Mother of Monsters Layal who hates everyone but utterly dotes and adores on every manner of beast she comes across. Stealing the eggs and infant young beasts of the Infinite Realms to raise as her own because she wanted them. Her own island full of monsters, a monstrous menagerie of her own. She steals most often from poachers or exotic pet keepers and other menageries -- the full grown beasties can keep their young.
And with every monster she raises, she can shapeshift their features onto herself, allowing her to change her shape from humanish to any matter of monster or hybrid creature. She calls herself their mother, and them her children. Her precious little babies, capable of incredible mass destruction and mayhem.
From little griffins the size of kittens, to stymphalian vulture chicks, and leviathan young hatching from eggs the size of her pinkie, to creatures native of the ghost zone that didn't even have names in the living realm. There really wasn't a limit to what or who she would take in and she didn't limit herself to any form of mythology. If they were beasts and they were unwanted, she wanted them. And as such, amassed her own mini army of "children" willing to listen to her any command.
Earth doesn't know what hit it when she attacks them.
There are many monstrous forms she could take on, the first one I've thought of is a combination of various serpentine/reptilian features. The body of a naga -- her lower half long and serpentine, her upper still human -- with spiked fins connecting from the bottom of her arms to her sides, ever seen Sinbad where Eris goes "you might have seen my likeness on the temple walls" and her arms do that fin thingy? Same concept. Her hands are webbed and taloned, perfect for slicing through the skin of the living, and her teeth are needle-sharp and shark like. Her hair can either be spiny and feathery-like like the spines of a lionfish, or frilled like a frilled-neck lizard. It's perfect for dealing and doting on her reptilian and amphibian-inclined darlings.
I'm more of a fan of aus where Dan is a sibling of Danny's rather than their kid, so Layal's redemption(..?? probation?) proceeds with her legally becoming Danyal's "twin" sister, who had been lost to the foster system before the Fentons adopted Dany, and was only recently reunited with her. The two of them look so alike that the lie is easy to take root and spread.

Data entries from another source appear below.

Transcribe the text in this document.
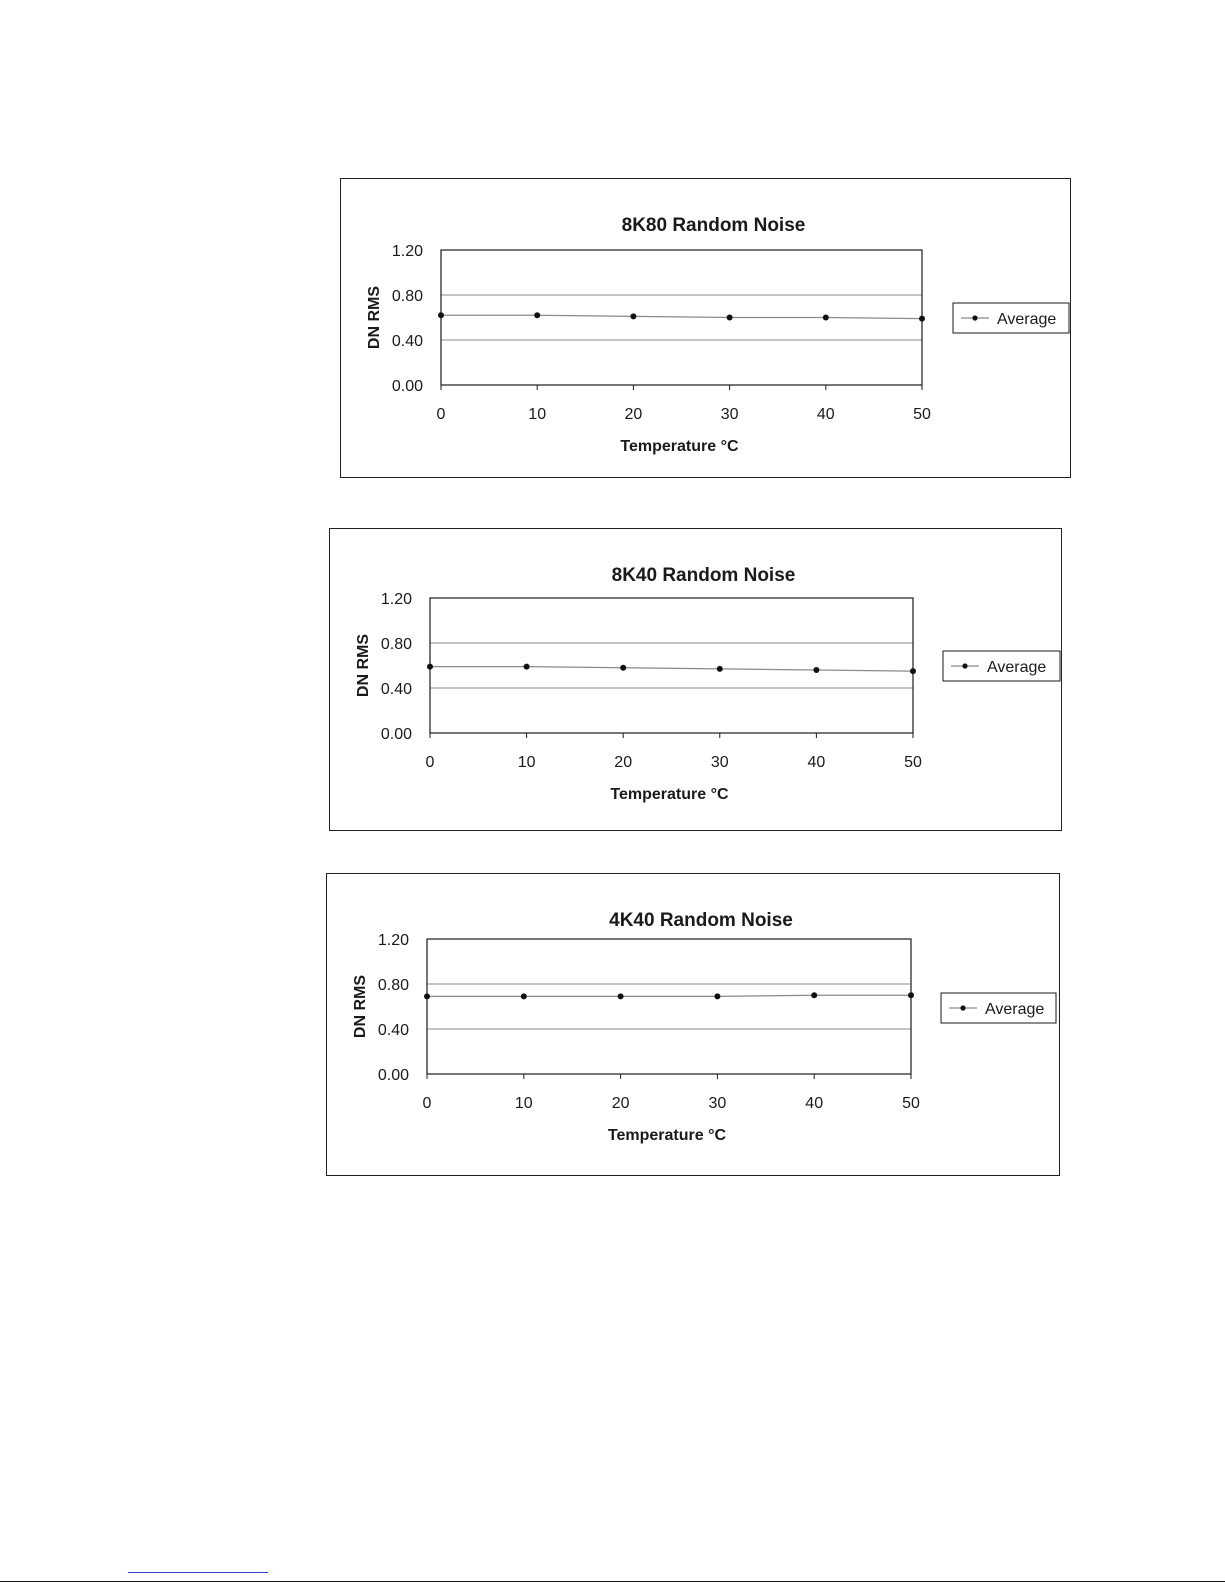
8K80 Random Noise
0.00
0.40
0.80
1.20
0	10	20	30	40	50
Temperature °C
DN RMS	Average
8K40 Random Noise
0.00
0.40
0.80
1.20
0	10	20	30	40	50
Temperature °C
DN RMS	Average
4K40 Random Noise
0.00
0.40
0.80
1.20
0	10	20	30	40	50
Temperature °C
DN RMS	Average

Layal is very indignant to the fact that she's now ten years in the past and has to restart her menagerie all over again. Do you know how much blood and sweat went into raising those children? How dare you separate them from their mummy. Although she'll admit she does miss their juvenile years, so she won't mind (too much) needing to raising them again. Dany is helping her retrieve all of them though, dammit.

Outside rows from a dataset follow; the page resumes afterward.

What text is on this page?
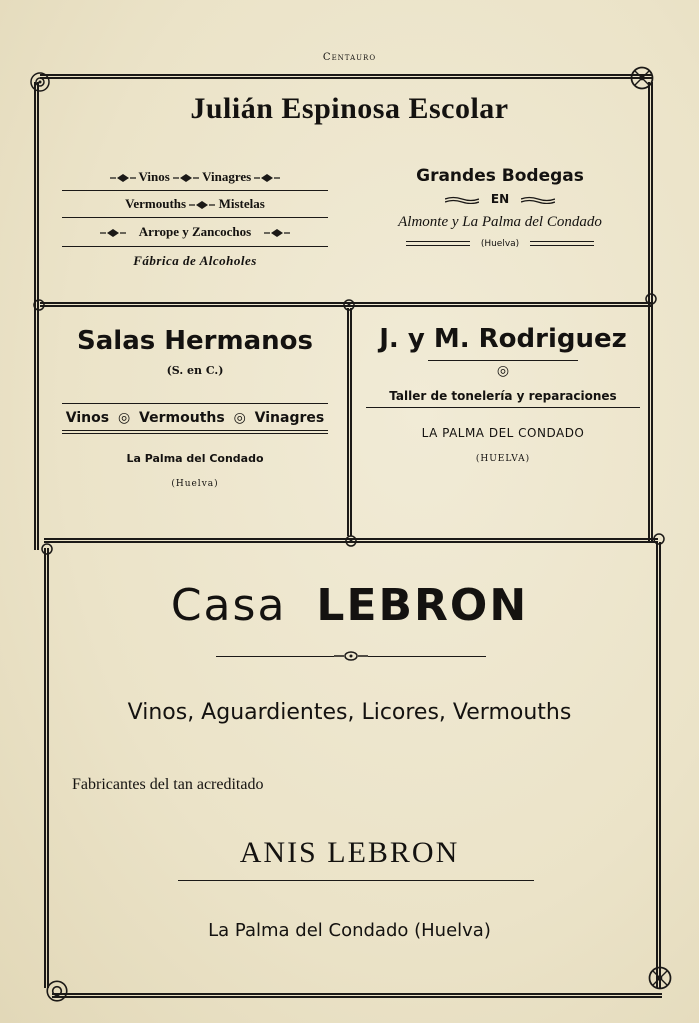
Centauro
Julián Espinosa Escolar
Vinos Vinagres
Vermouths	Mistelas
Arrope y Zancochos
Fábrica de Alcoholes
Grandes Bodegas
EN
Almonte y La Palma del Condado
(Huelva)
Salas Hermanos
(S. en C.)
Vinos ◎ Vermouths ◎ Vinagres
La Palma del Condado
(Huelva)
J. y M. Rodriguez
◎
Taller de tonelería y reparaciones
LA PALMA DEL CONDADO
(HUELVA)
Casa LEBRON
Vinos, Aguardientes, Licores, Vermouths
Fabricantes del tan acreditado
ANIS LEBRON
La Palma del Condado (Huelva)
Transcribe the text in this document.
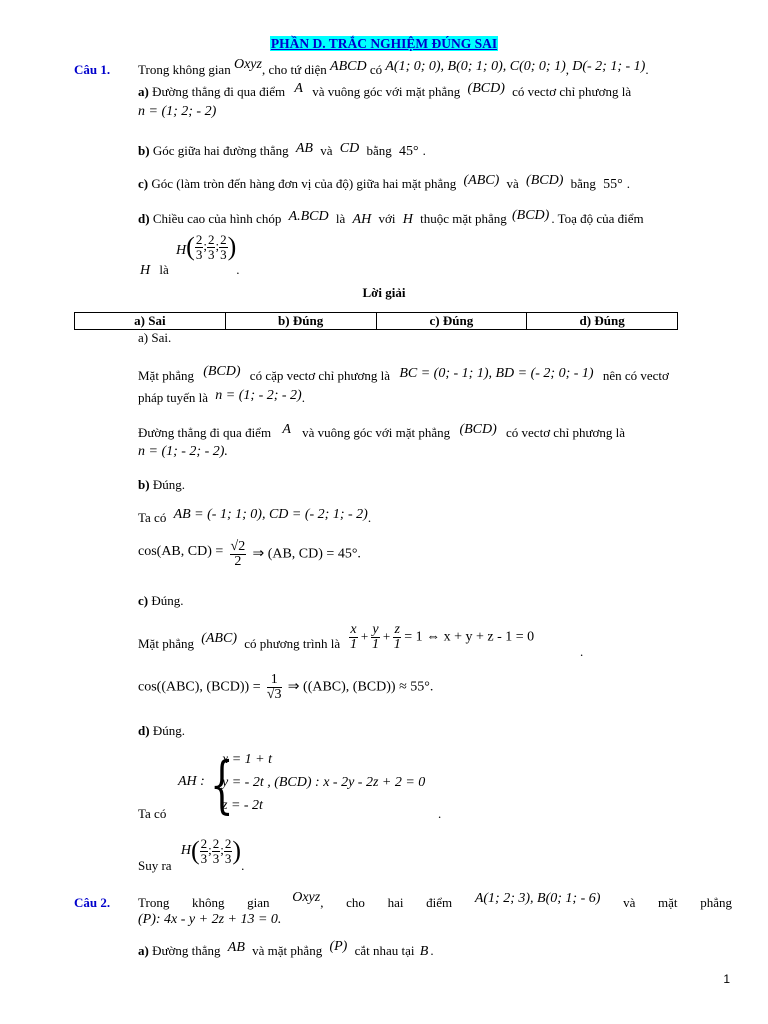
PHẦN D. TRẮC NGHIỆM ĐÚNG SAI
Câu 1. Trong không gian Oxyz, cho tứ diện ABCD có A(1; 0; 0), B(0; 1; 0), C(0; 0; 1), D(- 2; 1; - 1).
a) Đường thẳng đi qua điểm A và vuông góc với mặt phẳng (BCD) có vectơ chỉ phương là
n = (1; 2; - 2)
b) Góc giữa hai đường thẳng AB và CD bằng 45° .
c) Góc (làm tròn đến hàng đơn vị của độ) giữa hai mặt phẳng (ABC) và (BCD) bằng 55° .
d) Chiều cao của hình chóp A.BCD là AH với H thuộc mặt phẳng (BCD) . Toạ độ của điểm
H là $H( \frac{2}{3}$ ; $\frac{2}{3}$ ; $\frac{2}{3}$ ).
Lời giải
a) Sai	b) Đúng	c) Đúng	d) Đúng
a) Sai.
Mặt phẳng (BCD) có cặp vectơ chỉ phương là BC = (0; - 1; 1), BD = (- 2; 0; - 1) nên có vectơ
pháp tuyến là n = (1; - 2; - 2).
Đường thẳng đi qua điểm A và vuông góc với mặt phẳng (BCD) có vectơ chỉ phương là
n = (1; - 2; - 2).
b) Đúng.
Ta có AB = (- 1; 1; 0), CD = (- 2; 1; - 2).
cos(AB, $CD) = \frac{√2}{2}$ ⇒ (AB, CD) = 45°.
c) Đúng.
Mặt phẳng (ABC) có phương trình là $\frac{x}{1} + \frac{y}{1} + \frac{z}{1} = 1$ ⇔ x + y + z - 1 = 0
.
cos((ABC), $(BCD)) = \frac{1}{√3}$ ⇒ ((ABC), (BCD)) ≈ 55°.
d) Đúng.
AH : {
x = 1 + t
y = - 2t , (BCD) : x - 2y - 2z + 2 = 0
z = - 2t
Ta có	.
Suy ra $H( \frac{2}{3}$ ; $\frac{2}{3}$ ; $\frac{2}{3}$ ).
Câu 2. Trong không gian Oxyz, cho hai điểm A(1; 2; 3), B(0; 1; - 6) và mặt phẳng
(P): 4x - y + 2z + 13 = 0.
a) Đường thẳng AB và mặt phẳng (P) cắt nhau tại B .
1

long story short: epic the musical's "Scylla" has a CHOKEHOLD on me and this is the result of it
Unlike her Dan counterpart, Layal's voice is dancing and sirenic. It's purposely alluring and motherly, in order to lure people into a false sense of security until she feeds them to her "children." Echidna doesn't have shit on her. She almost seems friendly and reasonable, until you get too close and realize it was all an act and she drops it to metaphorically swallow you whole. She's like an anglerfish that way. She and Dany both sound like Scylla from Epic.